I am given a permutation of the set {1,2,...,n}. I have to sort this permutation only by swapping numbers situated on succesive positions with a minimum total cost. The cost of swapping the elements x,y, situated on succesive position is min(x,y).

For example if I have the permutation 3,1,2,4 the total minimum cost is 3. Because I do these steps ( (x,y) means swapping x with y):

• (3,1),2,4 results 1,3,2,4 with the cost min(1,3)=1
• 1,(3,2),4 results 1,2,3,4 with the cost min(2,3)=2

Total cost is 3.

I tried brute force, by swapping the minimum cost unsorted pair, until there are no unsorted pairs, but this method is obviously not fast enough.

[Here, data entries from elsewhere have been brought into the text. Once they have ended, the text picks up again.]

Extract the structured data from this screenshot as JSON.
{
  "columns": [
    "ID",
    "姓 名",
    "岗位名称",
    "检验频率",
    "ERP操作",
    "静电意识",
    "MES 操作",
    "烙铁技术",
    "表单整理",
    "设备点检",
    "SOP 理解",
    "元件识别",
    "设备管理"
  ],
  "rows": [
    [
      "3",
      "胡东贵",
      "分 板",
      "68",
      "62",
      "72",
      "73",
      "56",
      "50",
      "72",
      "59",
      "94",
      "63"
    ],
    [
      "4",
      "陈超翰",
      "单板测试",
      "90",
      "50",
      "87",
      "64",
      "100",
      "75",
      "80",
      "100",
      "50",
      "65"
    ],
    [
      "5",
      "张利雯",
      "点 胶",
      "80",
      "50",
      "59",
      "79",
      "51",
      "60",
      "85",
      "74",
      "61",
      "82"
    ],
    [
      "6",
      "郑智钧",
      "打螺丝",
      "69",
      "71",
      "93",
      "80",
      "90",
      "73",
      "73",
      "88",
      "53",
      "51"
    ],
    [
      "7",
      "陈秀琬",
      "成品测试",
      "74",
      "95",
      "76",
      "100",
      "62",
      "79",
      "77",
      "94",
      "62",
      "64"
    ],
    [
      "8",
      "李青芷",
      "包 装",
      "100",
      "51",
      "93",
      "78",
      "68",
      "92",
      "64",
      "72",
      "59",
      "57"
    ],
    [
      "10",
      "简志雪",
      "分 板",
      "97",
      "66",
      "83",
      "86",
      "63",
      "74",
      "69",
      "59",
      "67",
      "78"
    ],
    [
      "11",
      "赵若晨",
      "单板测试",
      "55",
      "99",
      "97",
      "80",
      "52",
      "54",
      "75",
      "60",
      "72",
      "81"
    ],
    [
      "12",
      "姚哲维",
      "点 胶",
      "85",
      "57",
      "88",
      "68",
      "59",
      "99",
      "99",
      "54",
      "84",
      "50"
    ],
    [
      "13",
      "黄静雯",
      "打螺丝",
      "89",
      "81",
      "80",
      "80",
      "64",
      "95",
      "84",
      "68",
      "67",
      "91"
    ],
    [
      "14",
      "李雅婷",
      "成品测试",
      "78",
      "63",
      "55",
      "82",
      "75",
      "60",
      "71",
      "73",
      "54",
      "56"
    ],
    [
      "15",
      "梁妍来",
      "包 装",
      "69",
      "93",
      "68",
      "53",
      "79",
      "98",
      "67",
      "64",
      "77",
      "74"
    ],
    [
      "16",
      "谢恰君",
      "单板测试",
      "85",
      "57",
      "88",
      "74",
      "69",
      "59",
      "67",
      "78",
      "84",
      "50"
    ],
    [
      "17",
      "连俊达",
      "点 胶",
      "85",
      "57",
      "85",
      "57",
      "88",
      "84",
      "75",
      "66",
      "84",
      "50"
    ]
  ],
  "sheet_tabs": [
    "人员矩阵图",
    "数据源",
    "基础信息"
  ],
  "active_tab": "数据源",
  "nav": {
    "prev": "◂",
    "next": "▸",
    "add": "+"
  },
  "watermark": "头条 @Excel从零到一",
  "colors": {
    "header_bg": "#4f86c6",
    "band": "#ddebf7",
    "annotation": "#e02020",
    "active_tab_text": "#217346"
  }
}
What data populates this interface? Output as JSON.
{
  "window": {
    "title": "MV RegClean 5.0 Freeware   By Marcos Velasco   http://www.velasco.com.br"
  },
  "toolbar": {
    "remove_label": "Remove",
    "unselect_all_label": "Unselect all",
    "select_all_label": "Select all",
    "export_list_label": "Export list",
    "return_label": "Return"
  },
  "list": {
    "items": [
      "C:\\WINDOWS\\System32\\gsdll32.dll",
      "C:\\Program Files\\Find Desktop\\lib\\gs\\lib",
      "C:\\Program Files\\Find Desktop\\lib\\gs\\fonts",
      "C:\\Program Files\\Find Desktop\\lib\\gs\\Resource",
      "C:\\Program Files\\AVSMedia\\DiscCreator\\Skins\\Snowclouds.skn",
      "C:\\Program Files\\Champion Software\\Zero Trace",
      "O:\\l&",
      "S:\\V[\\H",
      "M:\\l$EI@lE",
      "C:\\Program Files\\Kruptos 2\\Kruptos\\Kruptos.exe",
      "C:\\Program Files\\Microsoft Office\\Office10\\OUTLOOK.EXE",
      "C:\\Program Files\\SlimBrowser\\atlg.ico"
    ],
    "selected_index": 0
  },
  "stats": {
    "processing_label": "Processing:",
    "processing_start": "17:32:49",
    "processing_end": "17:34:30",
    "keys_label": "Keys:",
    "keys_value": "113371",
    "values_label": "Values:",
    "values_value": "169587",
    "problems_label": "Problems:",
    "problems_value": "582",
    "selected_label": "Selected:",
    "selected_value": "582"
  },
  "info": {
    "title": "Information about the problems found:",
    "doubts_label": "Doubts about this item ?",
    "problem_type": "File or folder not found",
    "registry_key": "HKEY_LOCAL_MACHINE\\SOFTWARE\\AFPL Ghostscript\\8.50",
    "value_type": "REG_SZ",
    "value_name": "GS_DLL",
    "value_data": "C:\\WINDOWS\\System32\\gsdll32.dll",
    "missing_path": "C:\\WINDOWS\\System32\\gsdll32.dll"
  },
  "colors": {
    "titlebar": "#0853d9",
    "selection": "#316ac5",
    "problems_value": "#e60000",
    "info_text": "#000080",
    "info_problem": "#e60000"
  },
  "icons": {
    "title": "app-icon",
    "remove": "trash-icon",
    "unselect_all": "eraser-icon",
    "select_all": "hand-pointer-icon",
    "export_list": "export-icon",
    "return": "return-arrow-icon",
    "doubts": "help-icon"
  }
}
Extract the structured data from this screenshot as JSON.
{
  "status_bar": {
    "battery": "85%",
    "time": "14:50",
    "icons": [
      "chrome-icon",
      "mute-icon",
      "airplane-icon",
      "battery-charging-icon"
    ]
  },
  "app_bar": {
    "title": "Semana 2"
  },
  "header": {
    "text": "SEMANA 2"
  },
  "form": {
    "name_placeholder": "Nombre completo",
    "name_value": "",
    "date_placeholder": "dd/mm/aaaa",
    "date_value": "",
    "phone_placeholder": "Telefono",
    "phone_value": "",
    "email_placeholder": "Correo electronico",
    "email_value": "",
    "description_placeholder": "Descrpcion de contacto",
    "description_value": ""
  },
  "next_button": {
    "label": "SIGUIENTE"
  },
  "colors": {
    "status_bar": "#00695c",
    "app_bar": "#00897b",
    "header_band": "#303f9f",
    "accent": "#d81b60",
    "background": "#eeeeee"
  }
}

My question is, how do I find the minimum cost of sorting given my conditions?

Answer 1

This algoritm sounds like insertion sort. Insertion sort based on eliminating inversions in the permutation. And you task is to eliminate inversions as in insertion sort. As you've already known sorted array hasn't any inversions.

The time complexity of insertion sort algorithm is O(n+d), where n is the number of elements and d - is the number of inversions.

The maximum number of inversions in permutation is n*(n-1)/2, and the minimum is 0.

You can use modificated merge sort to find number of inversions in array in O(n*lg n).

Answer 2

The number of succesive-number swaps to sort a sequence is equal to the number of pairs in reversed order.

For example

6 1 3 2 4 5

Pairs in reversed order are listed below:

(6,1) (6,3) (6,2) (6,4) (6,5) (3,2)

so

the operations to sort the sequence are:

swap(6,1) 1 6 3 2 4 5
swap(6,3) 1 3 6 2 4 5
swap(6,2) 1 3 2 6 4 5
swap(6,4) 1 3 2 4 6 5
swap(6,5) 1 3 2 4 5 6
swap(3,2) 1 2 3 4 5 6

So the operation is determinate(unless you do some useless operations).

You only need to count all pairs (x,y) in reversed order, and sum up min(x,y).